A defesa do deputado federal Cezinha de Madureira (PL-SP) negou, nesta segunda-feira (14/9), qualquer irregularidade atribuída a ele e questionou a operação da Polícia Federal que teve o parlamentar como alvo. Os advogados afirmaram que medidas de "tamanha repercussão" deveriam ser tomadas fora do período eleitoral.
Cezinha é investigado por suspeita de usar o mandato e o acesso a integrantes de tribunais superiores para oferecer a terceiros uma suposta influência sobre decisões judiciais. A PF cumpriu, nesta segunda, mandados de busca e apreensão contra o deputado e outros investigados.

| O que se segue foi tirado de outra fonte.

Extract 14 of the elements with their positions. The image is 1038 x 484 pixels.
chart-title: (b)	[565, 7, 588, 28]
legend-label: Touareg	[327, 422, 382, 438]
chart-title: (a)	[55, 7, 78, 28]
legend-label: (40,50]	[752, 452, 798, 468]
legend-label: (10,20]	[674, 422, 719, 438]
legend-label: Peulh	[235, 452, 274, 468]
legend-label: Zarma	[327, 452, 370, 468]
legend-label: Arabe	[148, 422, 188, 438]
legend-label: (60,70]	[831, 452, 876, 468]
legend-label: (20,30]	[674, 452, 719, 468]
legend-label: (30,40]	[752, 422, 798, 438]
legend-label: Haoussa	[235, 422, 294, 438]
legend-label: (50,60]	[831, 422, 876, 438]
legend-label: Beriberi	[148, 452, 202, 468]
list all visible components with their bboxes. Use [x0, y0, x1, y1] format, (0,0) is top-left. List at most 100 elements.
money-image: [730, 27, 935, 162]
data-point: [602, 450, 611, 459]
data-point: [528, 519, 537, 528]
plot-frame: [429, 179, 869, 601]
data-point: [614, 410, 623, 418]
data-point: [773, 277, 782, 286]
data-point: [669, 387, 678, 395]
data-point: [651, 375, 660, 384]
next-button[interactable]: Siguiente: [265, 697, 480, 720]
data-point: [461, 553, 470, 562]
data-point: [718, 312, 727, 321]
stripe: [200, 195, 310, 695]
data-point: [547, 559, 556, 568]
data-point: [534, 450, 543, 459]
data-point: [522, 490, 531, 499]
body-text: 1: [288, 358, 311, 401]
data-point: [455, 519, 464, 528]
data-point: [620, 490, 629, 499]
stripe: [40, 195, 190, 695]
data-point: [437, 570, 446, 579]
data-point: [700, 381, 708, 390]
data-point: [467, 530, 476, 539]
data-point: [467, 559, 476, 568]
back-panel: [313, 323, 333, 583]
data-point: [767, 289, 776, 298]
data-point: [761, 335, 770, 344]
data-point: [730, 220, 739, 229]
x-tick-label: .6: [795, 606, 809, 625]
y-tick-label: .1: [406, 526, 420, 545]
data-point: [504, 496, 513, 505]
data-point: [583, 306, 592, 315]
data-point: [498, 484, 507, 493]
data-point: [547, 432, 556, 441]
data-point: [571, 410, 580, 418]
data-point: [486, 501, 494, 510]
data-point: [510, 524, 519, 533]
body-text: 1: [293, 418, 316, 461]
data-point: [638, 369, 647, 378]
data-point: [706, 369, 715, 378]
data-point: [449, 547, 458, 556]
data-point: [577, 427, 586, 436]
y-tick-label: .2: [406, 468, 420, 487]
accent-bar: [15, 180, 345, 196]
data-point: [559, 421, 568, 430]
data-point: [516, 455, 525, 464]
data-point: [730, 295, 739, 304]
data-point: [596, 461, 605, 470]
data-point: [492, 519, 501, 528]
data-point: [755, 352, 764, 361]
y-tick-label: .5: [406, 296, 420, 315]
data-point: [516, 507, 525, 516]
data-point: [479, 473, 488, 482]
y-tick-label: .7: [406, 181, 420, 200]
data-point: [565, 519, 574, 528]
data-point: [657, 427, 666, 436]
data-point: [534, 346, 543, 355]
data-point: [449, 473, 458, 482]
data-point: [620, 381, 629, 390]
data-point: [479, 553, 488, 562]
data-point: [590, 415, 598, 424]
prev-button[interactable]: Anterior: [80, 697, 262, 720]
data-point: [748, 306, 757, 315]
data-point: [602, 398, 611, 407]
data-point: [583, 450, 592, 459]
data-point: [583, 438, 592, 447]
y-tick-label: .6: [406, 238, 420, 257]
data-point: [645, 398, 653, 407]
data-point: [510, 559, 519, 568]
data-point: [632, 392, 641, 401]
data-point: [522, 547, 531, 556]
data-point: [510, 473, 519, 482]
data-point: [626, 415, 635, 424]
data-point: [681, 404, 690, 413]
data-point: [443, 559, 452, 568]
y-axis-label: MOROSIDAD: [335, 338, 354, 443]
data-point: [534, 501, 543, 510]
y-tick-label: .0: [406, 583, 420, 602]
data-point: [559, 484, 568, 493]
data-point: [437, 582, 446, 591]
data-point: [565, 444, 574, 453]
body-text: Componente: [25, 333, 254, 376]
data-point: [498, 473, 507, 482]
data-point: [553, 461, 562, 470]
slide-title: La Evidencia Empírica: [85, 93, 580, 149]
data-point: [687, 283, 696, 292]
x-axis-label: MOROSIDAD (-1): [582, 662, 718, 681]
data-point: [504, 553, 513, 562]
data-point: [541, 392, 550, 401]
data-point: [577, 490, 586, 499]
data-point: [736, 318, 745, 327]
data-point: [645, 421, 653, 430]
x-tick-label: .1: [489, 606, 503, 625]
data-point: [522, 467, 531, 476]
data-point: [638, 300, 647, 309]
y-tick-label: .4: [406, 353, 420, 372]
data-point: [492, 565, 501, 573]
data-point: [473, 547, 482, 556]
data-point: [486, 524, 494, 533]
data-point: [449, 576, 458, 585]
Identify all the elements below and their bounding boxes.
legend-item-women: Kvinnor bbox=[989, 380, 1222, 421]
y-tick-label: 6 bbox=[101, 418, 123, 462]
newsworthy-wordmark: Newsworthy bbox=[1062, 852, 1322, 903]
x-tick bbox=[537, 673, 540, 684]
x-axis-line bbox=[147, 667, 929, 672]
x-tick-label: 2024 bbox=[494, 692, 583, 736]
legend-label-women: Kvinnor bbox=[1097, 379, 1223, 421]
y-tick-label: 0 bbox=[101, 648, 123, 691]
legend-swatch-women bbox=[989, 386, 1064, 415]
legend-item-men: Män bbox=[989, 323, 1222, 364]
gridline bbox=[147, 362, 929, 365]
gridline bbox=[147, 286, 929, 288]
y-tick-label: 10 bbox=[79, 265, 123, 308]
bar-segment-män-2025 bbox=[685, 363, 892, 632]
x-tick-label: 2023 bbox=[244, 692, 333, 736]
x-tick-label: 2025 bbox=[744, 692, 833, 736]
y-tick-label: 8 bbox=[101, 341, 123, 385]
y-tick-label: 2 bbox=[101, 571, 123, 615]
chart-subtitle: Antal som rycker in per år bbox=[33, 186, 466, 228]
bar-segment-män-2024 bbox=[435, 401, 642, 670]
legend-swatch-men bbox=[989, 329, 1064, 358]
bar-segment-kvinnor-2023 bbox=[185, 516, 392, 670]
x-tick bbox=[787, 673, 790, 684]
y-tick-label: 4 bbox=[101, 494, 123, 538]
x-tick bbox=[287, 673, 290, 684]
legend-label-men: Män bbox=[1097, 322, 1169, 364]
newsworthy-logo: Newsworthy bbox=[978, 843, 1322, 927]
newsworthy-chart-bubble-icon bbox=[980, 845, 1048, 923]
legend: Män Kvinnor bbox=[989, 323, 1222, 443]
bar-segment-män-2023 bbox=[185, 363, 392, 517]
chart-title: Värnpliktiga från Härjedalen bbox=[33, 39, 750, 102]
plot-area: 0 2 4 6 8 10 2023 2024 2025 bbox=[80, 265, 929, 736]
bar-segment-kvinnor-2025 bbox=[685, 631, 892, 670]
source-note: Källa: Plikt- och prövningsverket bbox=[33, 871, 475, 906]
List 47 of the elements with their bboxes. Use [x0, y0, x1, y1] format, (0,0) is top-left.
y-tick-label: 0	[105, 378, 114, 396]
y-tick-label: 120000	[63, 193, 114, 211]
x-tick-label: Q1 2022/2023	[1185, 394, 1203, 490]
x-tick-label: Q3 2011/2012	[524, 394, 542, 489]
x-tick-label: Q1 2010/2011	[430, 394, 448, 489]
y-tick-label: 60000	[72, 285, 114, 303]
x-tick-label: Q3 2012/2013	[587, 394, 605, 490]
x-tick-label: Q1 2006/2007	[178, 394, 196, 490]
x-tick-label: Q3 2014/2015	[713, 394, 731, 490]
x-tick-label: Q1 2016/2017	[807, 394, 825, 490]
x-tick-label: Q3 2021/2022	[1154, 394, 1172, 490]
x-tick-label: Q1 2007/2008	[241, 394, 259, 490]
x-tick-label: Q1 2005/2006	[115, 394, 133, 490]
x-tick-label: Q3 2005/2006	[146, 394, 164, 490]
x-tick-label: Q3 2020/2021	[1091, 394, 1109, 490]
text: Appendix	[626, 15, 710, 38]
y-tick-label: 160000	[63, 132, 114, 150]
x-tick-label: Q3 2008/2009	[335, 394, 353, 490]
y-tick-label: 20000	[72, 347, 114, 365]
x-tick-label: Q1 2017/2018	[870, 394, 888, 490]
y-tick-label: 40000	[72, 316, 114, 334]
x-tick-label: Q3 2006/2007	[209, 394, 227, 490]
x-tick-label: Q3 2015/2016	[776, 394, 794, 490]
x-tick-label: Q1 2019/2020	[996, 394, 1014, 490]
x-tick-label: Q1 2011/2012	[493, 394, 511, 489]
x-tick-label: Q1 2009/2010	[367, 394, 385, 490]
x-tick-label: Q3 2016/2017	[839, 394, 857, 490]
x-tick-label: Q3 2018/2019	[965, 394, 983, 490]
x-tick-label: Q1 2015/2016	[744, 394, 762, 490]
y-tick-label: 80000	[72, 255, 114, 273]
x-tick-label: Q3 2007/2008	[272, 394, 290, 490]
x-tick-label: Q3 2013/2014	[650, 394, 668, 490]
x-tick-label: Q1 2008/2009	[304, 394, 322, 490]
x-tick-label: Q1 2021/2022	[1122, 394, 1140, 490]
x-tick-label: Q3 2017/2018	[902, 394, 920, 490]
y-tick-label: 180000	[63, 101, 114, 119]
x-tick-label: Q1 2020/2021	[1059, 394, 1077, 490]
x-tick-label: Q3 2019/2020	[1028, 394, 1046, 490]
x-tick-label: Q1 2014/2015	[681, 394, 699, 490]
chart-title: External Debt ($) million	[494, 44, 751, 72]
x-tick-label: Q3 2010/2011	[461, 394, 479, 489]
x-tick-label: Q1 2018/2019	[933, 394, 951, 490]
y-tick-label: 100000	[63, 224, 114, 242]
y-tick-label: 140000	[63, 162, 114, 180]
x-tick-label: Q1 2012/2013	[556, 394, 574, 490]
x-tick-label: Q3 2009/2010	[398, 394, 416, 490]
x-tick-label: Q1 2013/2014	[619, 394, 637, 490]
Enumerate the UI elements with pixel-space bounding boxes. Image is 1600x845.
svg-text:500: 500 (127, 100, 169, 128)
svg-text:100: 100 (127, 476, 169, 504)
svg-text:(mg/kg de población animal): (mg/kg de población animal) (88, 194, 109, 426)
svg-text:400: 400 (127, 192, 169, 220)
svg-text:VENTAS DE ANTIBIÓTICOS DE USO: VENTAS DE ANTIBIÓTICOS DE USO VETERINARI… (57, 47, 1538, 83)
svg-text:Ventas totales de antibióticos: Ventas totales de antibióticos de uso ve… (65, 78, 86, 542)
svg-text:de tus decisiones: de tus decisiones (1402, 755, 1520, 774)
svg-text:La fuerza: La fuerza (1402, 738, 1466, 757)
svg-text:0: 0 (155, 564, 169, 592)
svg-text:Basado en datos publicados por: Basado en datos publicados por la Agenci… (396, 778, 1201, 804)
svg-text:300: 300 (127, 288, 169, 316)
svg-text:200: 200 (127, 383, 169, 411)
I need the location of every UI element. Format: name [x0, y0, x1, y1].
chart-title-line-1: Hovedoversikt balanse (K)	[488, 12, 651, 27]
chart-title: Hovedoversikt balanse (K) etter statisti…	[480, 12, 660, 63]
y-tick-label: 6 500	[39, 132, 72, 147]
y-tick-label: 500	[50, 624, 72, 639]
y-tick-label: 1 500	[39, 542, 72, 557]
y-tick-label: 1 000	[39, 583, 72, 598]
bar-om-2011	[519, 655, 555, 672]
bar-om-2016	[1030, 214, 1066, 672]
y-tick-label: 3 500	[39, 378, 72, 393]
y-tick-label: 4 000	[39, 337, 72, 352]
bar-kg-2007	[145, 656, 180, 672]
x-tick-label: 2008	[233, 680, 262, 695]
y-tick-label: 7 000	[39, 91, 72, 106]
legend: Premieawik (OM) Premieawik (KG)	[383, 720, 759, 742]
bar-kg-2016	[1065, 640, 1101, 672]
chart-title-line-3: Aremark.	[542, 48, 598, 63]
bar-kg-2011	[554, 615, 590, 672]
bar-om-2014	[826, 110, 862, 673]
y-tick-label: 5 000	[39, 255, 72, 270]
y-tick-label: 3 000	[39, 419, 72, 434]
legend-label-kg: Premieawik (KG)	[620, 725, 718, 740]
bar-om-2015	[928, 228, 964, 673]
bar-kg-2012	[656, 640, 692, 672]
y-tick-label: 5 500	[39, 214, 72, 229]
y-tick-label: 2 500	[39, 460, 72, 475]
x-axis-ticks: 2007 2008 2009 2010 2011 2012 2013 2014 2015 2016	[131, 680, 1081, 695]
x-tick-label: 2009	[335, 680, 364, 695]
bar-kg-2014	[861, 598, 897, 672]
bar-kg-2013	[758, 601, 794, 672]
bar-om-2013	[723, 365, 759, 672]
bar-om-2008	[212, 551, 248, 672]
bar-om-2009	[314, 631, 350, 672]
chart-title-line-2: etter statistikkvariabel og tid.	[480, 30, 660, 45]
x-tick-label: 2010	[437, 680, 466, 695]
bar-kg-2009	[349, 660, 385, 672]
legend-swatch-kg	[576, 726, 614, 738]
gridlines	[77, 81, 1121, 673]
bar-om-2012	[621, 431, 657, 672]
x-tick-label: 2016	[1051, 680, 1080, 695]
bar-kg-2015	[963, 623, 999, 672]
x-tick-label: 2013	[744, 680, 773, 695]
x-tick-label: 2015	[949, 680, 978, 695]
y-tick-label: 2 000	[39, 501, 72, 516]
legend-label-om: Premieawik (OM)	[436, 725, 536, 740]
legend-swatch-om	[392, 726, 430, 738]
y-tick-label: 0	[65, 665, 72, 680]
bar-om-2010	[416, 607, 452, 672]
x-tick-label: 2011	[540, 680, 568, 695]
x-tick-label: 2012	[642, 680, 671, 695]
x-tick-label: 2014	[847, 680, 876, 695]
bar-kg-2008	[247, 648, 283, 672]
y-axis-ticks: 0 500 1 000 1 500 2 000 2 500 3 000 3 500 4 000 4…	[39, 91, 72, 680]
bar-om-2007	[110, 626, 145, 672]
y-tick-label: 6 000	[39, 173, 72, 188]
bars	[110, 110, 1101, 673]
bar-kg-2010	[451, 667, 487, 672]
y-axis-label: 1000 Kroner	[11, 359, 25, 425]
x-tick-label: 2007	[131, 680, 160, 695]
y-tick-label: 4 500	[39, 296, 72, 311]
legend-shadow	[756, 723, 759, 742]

"Importante ressaltar que, conforme a jurisprudência do STF estabelece, medidas de tamanha repercussão deveriam ter sido conduzidas com a devida distância de qualquer circunstância política ou eleitoral", afirmaram os advogados.
A defesa do parlamentar, ligado à Assembleia de Deus, também disse que ele está à disposição das autoridades e prestará os esclarecimentos solicitados.
"O deputado está certo de que, assegurados o contraditório e o amplo acesso da defesa aos elementos da investigação e à íntegra do processo, os fatos serão devidamente esclarecidos no devido processo legal, com a demonstração de que nenhuma irregularidade foi cometida", declarou.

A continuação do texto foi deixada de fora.